THE AFSCME FAMILY IS A BIG ONE.
Jim Cook is a bridge mechanic for the city of Toledo; he does one of the most dangerous jobs in the world.
Before becoming a full time bridge mechanic, Cook served in the U.S. Army. After he returned home, Cook worked as an ironworker with his father and brothers.
“Ironworkers built this country, built this city,” Cook said.
A bridge inspector is responsible for much more than inspecting bridges.
“You’ve seen those buoys on the Maumee River and Lake Erie. It’s my job to make sure they work.”
Cook said there are two choices when climbing up the side of a bridge. You can either climb the ladder or walk up the cables.
“I take the cables,” Cook said.
Everything bridge inspectors do is dangerous.
“Hanging under bridges, repairing guardrails as cars whiz by, it’s all dangerous,” Cook said.
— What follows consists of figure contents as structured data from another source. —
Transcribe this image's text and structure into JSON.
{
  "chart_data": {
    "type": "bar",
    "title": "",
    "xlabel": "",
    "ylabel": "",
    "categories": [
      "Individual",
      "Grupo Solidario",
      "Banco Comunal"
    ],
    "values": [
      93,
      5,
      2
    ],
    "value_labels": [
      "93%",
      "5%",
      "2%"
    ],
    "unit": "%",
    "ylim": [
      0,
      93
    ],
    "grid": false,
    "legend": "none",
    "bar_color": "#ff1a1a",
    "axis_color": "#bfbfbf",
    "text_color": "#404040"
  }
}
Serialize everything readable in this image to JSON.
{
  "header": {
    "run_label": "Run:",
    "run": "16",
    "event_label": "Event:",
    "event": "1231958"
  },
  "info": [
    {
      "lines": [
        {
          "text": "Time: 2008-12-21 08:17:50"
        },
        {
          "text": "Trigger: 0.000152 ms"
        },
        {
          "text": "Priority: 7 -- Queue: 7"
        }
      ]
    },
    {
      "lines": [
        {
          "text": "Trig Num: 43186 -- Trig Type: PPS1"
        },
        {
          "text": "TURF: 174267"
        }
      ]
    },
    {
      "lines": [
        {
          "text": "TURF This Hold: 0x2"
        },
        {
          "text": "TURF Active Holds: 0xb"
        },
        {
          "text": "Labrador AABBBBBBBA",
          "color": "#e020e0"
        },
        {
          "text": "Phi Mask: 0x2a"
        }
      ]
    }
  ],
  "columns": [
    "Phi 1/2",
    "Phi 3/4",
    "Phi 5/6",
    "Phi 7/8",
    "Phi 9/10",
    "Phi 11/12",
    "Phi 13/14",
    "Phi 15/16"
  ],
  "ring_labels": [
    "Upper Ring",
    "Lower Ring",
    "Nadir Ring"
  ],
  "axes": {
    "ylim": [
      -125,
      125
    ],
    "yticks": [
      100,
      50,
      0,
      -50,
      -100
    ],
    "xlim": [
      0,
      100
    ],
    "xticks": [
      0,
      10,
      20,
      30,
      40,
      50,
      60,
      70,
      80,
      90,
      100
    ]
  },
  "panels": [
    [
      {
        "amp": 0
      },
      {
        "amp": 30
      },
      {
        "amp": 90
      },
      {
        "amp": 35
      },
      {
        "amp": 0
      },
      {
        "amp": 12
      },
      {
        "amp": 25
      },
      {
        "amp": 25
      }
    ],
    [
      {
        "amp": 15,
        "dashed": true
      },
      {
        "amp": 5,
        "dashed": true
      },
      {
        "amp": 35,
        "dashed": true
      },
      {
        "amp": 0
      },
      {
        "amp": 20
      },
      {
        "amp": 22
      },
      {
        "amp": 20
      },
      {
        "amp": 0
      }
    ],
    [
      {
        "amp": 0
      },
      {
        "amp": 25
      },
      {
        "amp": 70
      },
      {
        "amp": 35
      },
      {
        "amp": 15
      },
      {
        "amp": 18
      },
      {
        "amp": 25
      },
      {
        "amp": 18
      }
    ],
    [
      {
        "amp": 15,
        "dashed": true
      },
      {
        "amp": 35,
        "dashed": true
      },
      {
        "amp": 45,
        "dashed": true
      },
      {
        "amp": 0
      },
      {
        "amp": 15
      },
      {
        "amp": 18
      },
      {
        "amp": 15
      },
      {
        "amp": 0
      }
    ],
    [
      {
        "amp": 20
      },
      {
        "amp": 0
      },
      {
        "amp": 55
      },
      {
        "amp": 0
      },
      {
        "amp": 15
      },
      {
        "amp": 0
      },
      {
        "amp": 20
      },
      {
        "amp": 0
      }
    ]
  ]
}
In 2007, Cook was injured on the job, and he had to have his lower spine replaced. Doctors told Cook he wouldn’t go back to work.
“I’m not looking for a free ride, I wasn’t raised that way,” he said. “I’m never going to get rich climbing cables, but I love this town.”
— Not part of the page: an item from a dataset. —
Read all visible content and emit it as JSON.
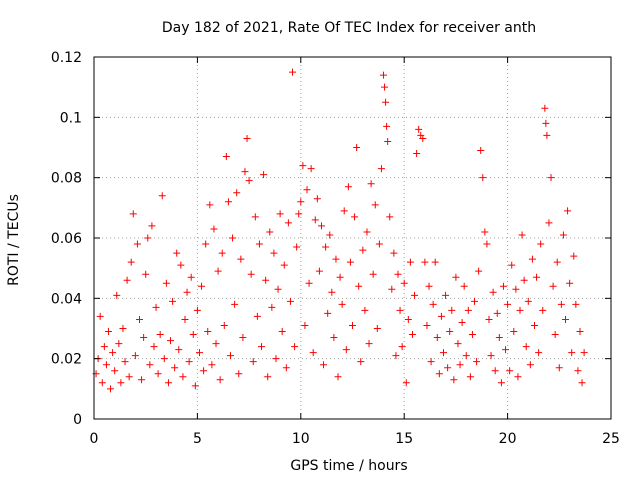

Working long hours, Cook has to eat quickly on the go.
“I don’t have a microwave in my truck so I spend my lunch money in local restaurants,” he said.
Cook likes to hunt and fish. He played hockey for many years and coached youth hockey.
“I wouldn’t want to live anywhere else. I wouldn’t want to work anywhere else.”
Stephanie Wiley is a child care attendant in Ohio. Each day, she wakes up before the sun rises to help children with special needs ride the bus to school.
For 25 years, she has been helping to care for children in her community to ensure that they are safe, healthy, and happy.
Ray Barnhardt of AFSCME Local 2678 is a 15-year member of the campus police force at Cuyahoga Community College (Tri-C) in Cleveland Ohio. Early in 2016, Ray’s quick thinking and dedication to service saved the life of a student.
According to union President John P. Buettner, at around 10:30 that morning Officer Barnhardt was on Tri-C’s western campus when an out of breath student approached him saying “‘I need your help right now – a woman is going to jump,’ and the two took off running,” he said.
They raced to the main campus building which has a large, common area where they saw a woman on the second-story balcony surrounding room. She was on the outside of the railing holding on with one hand.
Barnhardt dashed up the stairs arriving just as the woman let go. Fortunalty, he was quick enough to grab her and pull her to back safety.